Besagter Kollege rollte sich gerade klein auf den Bett zusammen, was irgendwie wieder total niedlich gewesen wäre - wenn Lando nicht total durchnässt gewesen wäre. Er musste diesen unbedingt aus den Klamotten bekommen. Und bei diesem Gedanken spürte Carlos, dass er Lando mit der Gesichtsfarbe jetzt wahrscheinlich starke Konkurrenz machen würde. Es blieb ihm aber nichts anderes übrig. Lando würde sich sonst was wegholen, wenn dieser noch länger in der nassen Kleidung bleiben würde.

„Lando."

Auch wenn es verdammt wichtig war, den anderen von der Kleidung zu befreien, huschte Carlos selbst schnell ins Bad, schnappte sich Handtücher und schmiss diese auf das Bett, bevor er sich selbst in Windeseile aus seinem klammen Anzug schälte. Provisorisch trocknete er sich ab, eilte zu seiner Tasche und kramte Jogginghose und Shirt raus. Carlos konnte sich noch daran erinnern, dass Isabel ihn ausgelacht hatte, als er meinte, auch bequeme Sachen einpacken zu wollen. Jetzt war er mehr als froh, dass er nicht auf seine Freundin gehört hatte. Hose und Shirt waren schnell Angezogen, sodass er sich endlich Lando widmen konnte.

Die ganze Aktion hatte sicher keine fünf Minuten gedauert, aber Lando hatte sich wie ein kleiner Igel zusammengerollt. Carlos konnte kaum den Haarschopf des Jüngeren erkennen, als er sich zu Lando auf das Bett setzte.

„Kleiner?"

Wie durch eine dicke Schicht Watte drang der Name in sein Gehirn. Lando murrte leise. Sein Kopf hämmerte leise und am liebsten hätte er sich noch weiter vergraben, aber irgendwie fühlte sich alles so nass an. War er duschen gewesen? Mit Klamotten?

Da Lando schon keine Schuhe mehr an hatte, sollte er vielleicht mit den Socken anfangen, wenn sich sein Kleiner weiterhin so klein machte. Von Lando kam keine große Gegenwehr, als Carlos einfach nach dessen Beinen griff und diese langzog.

„Was machst du nur? Ohne Schuhe laufen." Kopfschüttelnd zog er die nassen Socken aus und schmiss diese vorerst auf den Boden. Er berührte die Haut an den Füßen nur ganz leicht, auch eher unbeabsichtigt, aber Carlos merkte sofort, wie kühl die Haut war.

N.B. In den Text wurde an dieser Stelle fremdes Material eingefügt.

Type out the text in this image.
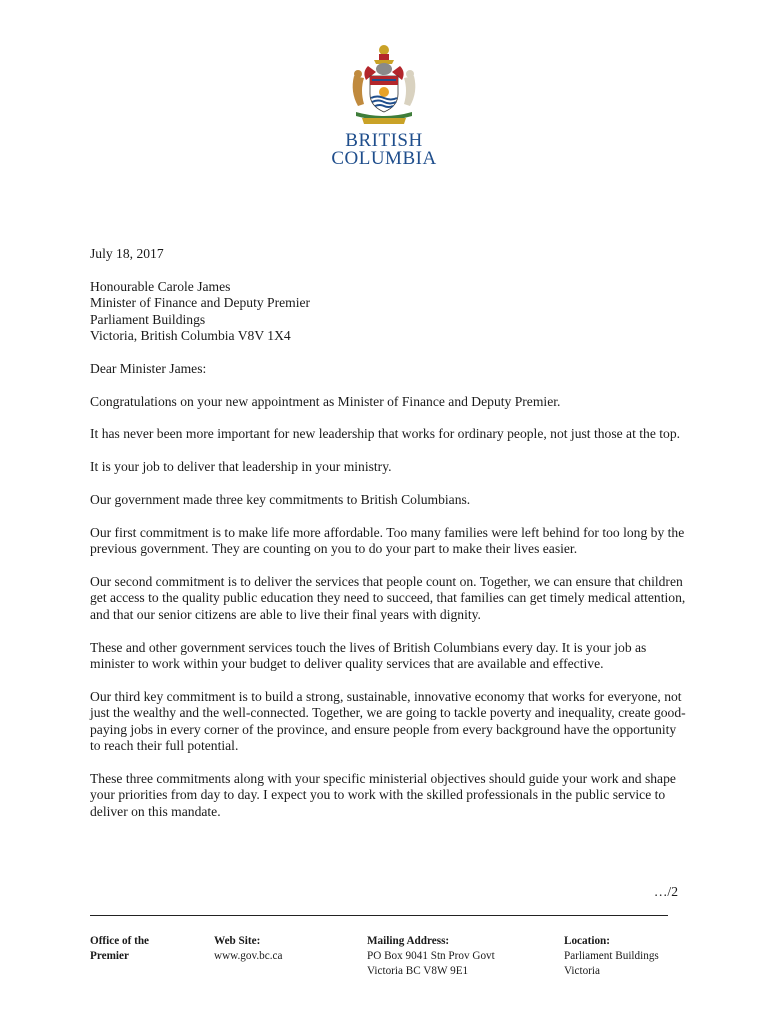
BRITISH
COLUMBIA

July 18, 2017

Honourable Carole James

Minister of Finance and Deputy Premier

Parliament Buildings

Victoria, British Columbia V8V 1X4

Dear Minister James:

Congratulations on your new appointment as Minister of Finance and Deputy Premier.

It has never been more important for new leadership that works for ordinary people, not just those at the top.

It is your job to deliver that leadership in your ministry.

Our government made three key commitments to British Columbians.

Our first commitment is to make life more affordable. Too many families were left behind for too long by the previous government. They are counting on you to do your part to make their lives easier.

Our second commitment is to deliver the services that people count on. Together, we can ensure that children get access to the quality public education they need to succeed, that families can get timely medical attention, and that our senior citizens are able to live their final years with dignity.

These and other government services touch the lives of British Columbians every day. It is your job as minister to work within your budget to deliver quality services that are available and effective.

Our third key commitment is to build a strong, sustainable, innovative economy that works for everyone, not just the wealthy and the well-connected. Together, we are going to tackle poverty and inequality, create good-paying jobs in every corner of the province, and ensure people from every background have the opportunity to reach their full potential.

These three commitments along with your specific ministerial objectives should guide your work and shape your priorities from day to day. I expect you to work with the skilled professionals in the public service to deliver on this mandate.

…/2
Office of the
Premier
Web Site:
www.gov.bc.ca
Mailing Address:
PO Box 9041 Stn Prov Govt
Victoria BC V8W 9E1
Location:
Parliament Buildings
Victoria
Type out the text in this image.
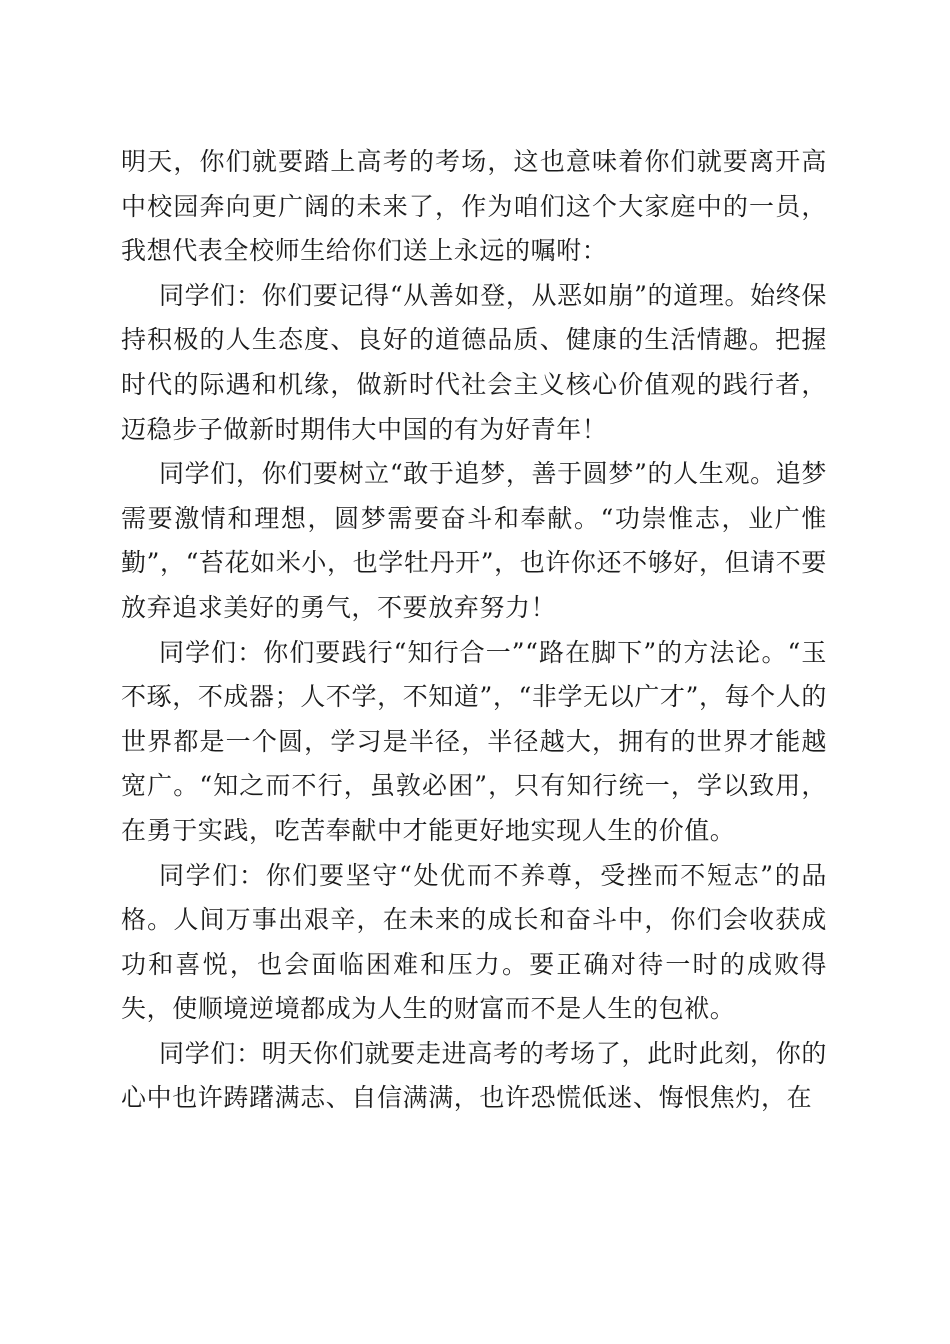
明天，你们就要踏上高考的考场，这也意味着你们就要离开高中校园奔向更广阔的未来了，作为咱们这个大家庭中的一员，我想代表全校师生给你们送上永远的嘱咐：

同学们：你们要记得“从善如登，从恶如崩”的道理。始终保持积极的人生态度、良好的道德品质、健康的生活情趣。把握时代的际遇和机缘，做新时代社会主义核心价值观的践行者，迈稳步子做新时期伟大中国的有为好青年！

同学们，你们要树立“敢于追梦，善于圆梦”的人生观。追梦需要激情和理想，圆梦需要奋斗和奉献。“功崇惟志，业广惟勤”，“苔花如米小，也学牡丹开”，也许你还不够好，但请不要放弃追求美好的勇气，不要放弃努力！

同学们：你们要践行“知行合一”“路在脚下”的方法论。“玉不琢，不成器；人不学，不知道”，“非学无以广才”，每个人的世界都是一个圆，学习是半径，半径越大，拥有的世界才能越宽广。“知之而不行，虽敦必困”，只有知行统一，学以致用，在勇于实践，吃苦奉献中才能更好地实现人生的价值。

同学们：你们要坚守“处优而不养尊，受挫而不短志”的品格。人间万事出艰辛，在未来的成长和奋斗中，你们会收获成功和喜悦，也会面临困难和压力。要正确对待一时的成败得失，使顺境逆境都成为人生的财富而不是人生的包袱。

同学们：明天你们就要走进高考的考场了，此时此刻，你的心中也许踌躇满志、自信满满，也许恐慌低迷、悔恨焦灼，在
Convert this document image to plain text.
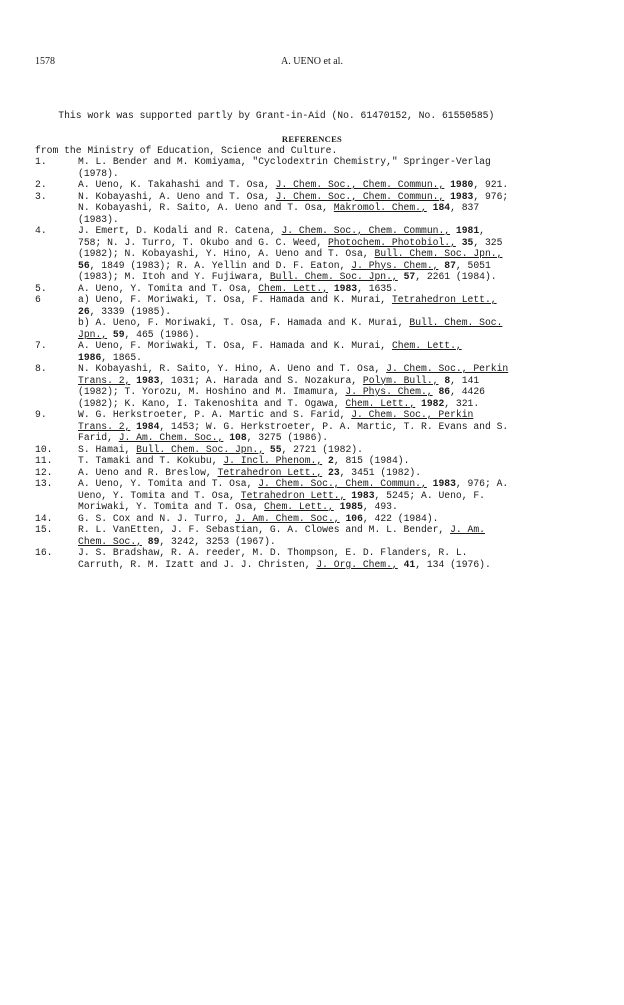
1578	A. UENO et al.

This work was supported partly by Grant-in-Aid (No. 61470152, No. 61550585)

from the Ministry of Education, Science and Culture.

REFERENCES
1.	M. L. Bender and M. Komiyama, "Cyclodextrin Chemistry," Springer-Verlag
(1978).
2.	A. Ueno, K. Takahashi and T. Osa, J. Chem. Soc., Chem. Commun., 1980, 921.
3.	N. Kobayashi, A. Ueno and T. Osa, J. Chem. Soc., Chem. Commun., 1983, 976;
N. Kobayashi, R. Saito, A. Ueno and T. Osa, Makromol. Chem., 184, 837
(1983).
4.	J. Emert, D. Kodali and R. Catena, J. Chem. Soc., Chem. Commun., 1981,
758; N. J. Turro, T. Okubo and G. C. Weed, Photochem. Photobiol., 35, 325
(1982); N. Kobayashi, Y. Hino, A. Ueno and T. Osa, Bull. Chem. Soc. Jpn.,
56, 1849 (1983); R. A. Yellin and D. F. Eaton, J. Phys. Chem., 87, 5051
(1983); M. Itoh and Y. Fujiwara, Bull. Chem. Soc. Jpn., 57, 2261 (1984).
5.	A. Ueno, Y. Tomita and T. Osa, Chem. Lett., 1983, 1635.
6	a) Ueno, F. Moriwaki, T. Osa, F. Hamada and K. Murai, Tetrahedron Lett.,
26, 3339 (1985).
b) A. Ueno, F. Moriwaki, T. Osa, F. Hamada and K. Murai, Bull. Chem. Soc.
Jpn., 59, 465 (1986).
7.	A. Ueno, F. Moriwaki, T. Osa, F. Hamada and K. Murai, Chem. Lett.,
1986, 1865.
8.	N. Kobayashi, R. Saito, Y. Hino, A. Ueno and T. Osa, J. Chem. Soc., Perkin
Trans. 2, 1983, 1031; A. Harada and S. Nozakura, Polym. Bull., 8, 141
(1982); T. Yorozu, M. Hoshino and M. Imamura, J. Phys. Chem., 86, 4426
(1982); K. Kano, I. Takenoshita and T. Ogawa, Chem. Lett., 1982, 321.
9.	W. G. Herkstroeter, P. A. Martic and S. Farid, J. Chem. Soc., Perkin
Trans. 2, 1984, 1453; W. G. Herkstroeter, P. A. Martic, T. R. Evans and S.
Farid, J. Am. Chem. Soc., 108, 3275 (1986).
10.	S. Hamai, Bull. Chem. Soc. Jpn., 55, 2721 (1982).
11.	T. Tamaki and T. Kokubu, J. Incl. Phenom., 2, 815 (1984).
12.	A. Ueno and R. Breslow, Tetrahedron Lett., 23, 3451 (1982).
13.	A. Ueno, Y. Tomita and T. Osa, J. Chem. Soc., Chem. Commun., 1983, 976; A.
Ueno, Y. Tomita and T. Osa, Tetrahedron Lett., 1983, 5245; A. Ueno, F.
Moriwaki, Y. Tomita and T. Osa, Chem. Lett., 1985, 493.
14.	G. S. Cox and N. J. Turro, J. Am. Chem. Soc., 106, 422 (1984).
15.	R. L. VanEtten, J. F. Sebastian, G. A. Clowes and M. L. Bender, J. Am.
Chem. Soc., 89, 3242, 3253 (1967).
16.	J. S. Bradshaw, R. A. reeder, M. D. Thompson, E. D. Flanders, R. L.
Carruth, R. M. Izatt and J. J. Christen, J. Org. Chem., 41, 134 (1976).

„Lasch das", murrte Lando leise. Mühsam versuchte er seine Beine den Händen zu entziehen, scheiterte aber kläglich.

„Lando, lass das. Du hast eine ganz kalte Haut. Wir müssen die Klamotten loswerden." Carlos hatte nicht damit gerechnet, dass sich Lando wirklich wehren würde. Obwohl es ja schon ein kläglicher Versuch war. Nichtsdestotrotz hatten sie dafür keine Zeit.

Sein Kopf schwirrte, er surrte. Lando wusste nicht, ob er träumte oder wach war. Aber er musste träumen. Es konnte ja nicht sein, dass er Carlos' Stimme erkannt hatte. Dieser war bei seiner Freundin und würde sicher Spaß mit ihr haben. Mit ihr tanzen, sie küssen und sanft liebkosen.

„Geh weg. Du solltest nicht hier sein." Erneut versuchte er seine Beine frei zu strampeln, aber Carlos hielt diese mit Leichtigkeit fest.

Was war nur los mit seinem Kleinen? Carlos konnte sich keinen Reim daraus machen. Erst war Lando ihm die ganze Zeit aus dem Weg gegangen und jetzt, wo er diesem helfen wollte, versuchte dieser alles, um das zu unterbinden. Warum? Carlos war sich bewusst, dass er ruhig mit Lando reden musste. Er kannte den anderen zu gut, wusste, dass Lando sehr schnell zumachen konnte und bockig wurde, wenn er etwas nicht wollte.

„Wo sollte ich sonst sein? Ich will dir helfen, Lando", sprach er ganz ruhig. Er ließ die Beine los und legte die Hände erst mal an die Schultern von dem Jüngeren, drehte diesen auf den Rücken und öffnete den Reißverschluss der Jacke. Carlos schluckte leicht. Lando sah ihn an. Aber irgendwie auch nicht. Die Augen schimmerten feucht, aber man konnte auch deutlich erkennen, dass sie glasig vom Alkohol waren.

„Bei ... bei deiner Freundin ... Ihr solltet doch Spaß haben ... tanzen und euch küssen ..." Seine Augen verengten sich leicht. Lando gab sich nicht die Mühe, die Bitterkeit in seiner Stimmlage zu verheimlichen. Wieso auch? Es war sein Traum. Sein Traum-Carlos, also konnte er sagen, was und wie er es wollte. Dass sein Gehirn ihn damit aber auch quälen musste, war nicht nett. Hatte er nicht schon genug gelitten?

Okay, da stimmte etwas ganz gewaltig nicht. Carlos war regelrecht erschrocken über den wütenden Ton. So kannte er Lando nicht, so hatte er den anderen noch nie reden gehört. Wenn er raten müsste, hätte Carlos darauf getippt, dass sein Kleiner verdammt eifersüchtig auf Isa zu sein schien. Aber das war Schwachsinn. Warum sollte Lando eifersüchtig sein?

„Stört es dich, dass ich Isabel geküsst habe?"

„Ja!" Schmollend schob er seine Unterlippe vor, sah Carlos finster an, bevor er sich auf die Seite drehte und das Kissen unter seinen Kopf zog.

„Wieso?"

„Weil ich das will!" Was hatte er für einen nervigen Traum-Carlos? War der reale Carlos auch so? Nein, sicher nicht. Aber sein Unterbewusstsein schien es amüsant zu finden, ihn so zu ärgern. Das war echt unfair.

Fast hätte er vergessen, wie man atmet. Carlos starrte auf den Jüngeren, konnte nicht glauben, was er gehört hatte. Aber sagte man nicht, dass Kinder und Betrunkene immer die Wahrheit sagen? Sollte er also weiter fragen?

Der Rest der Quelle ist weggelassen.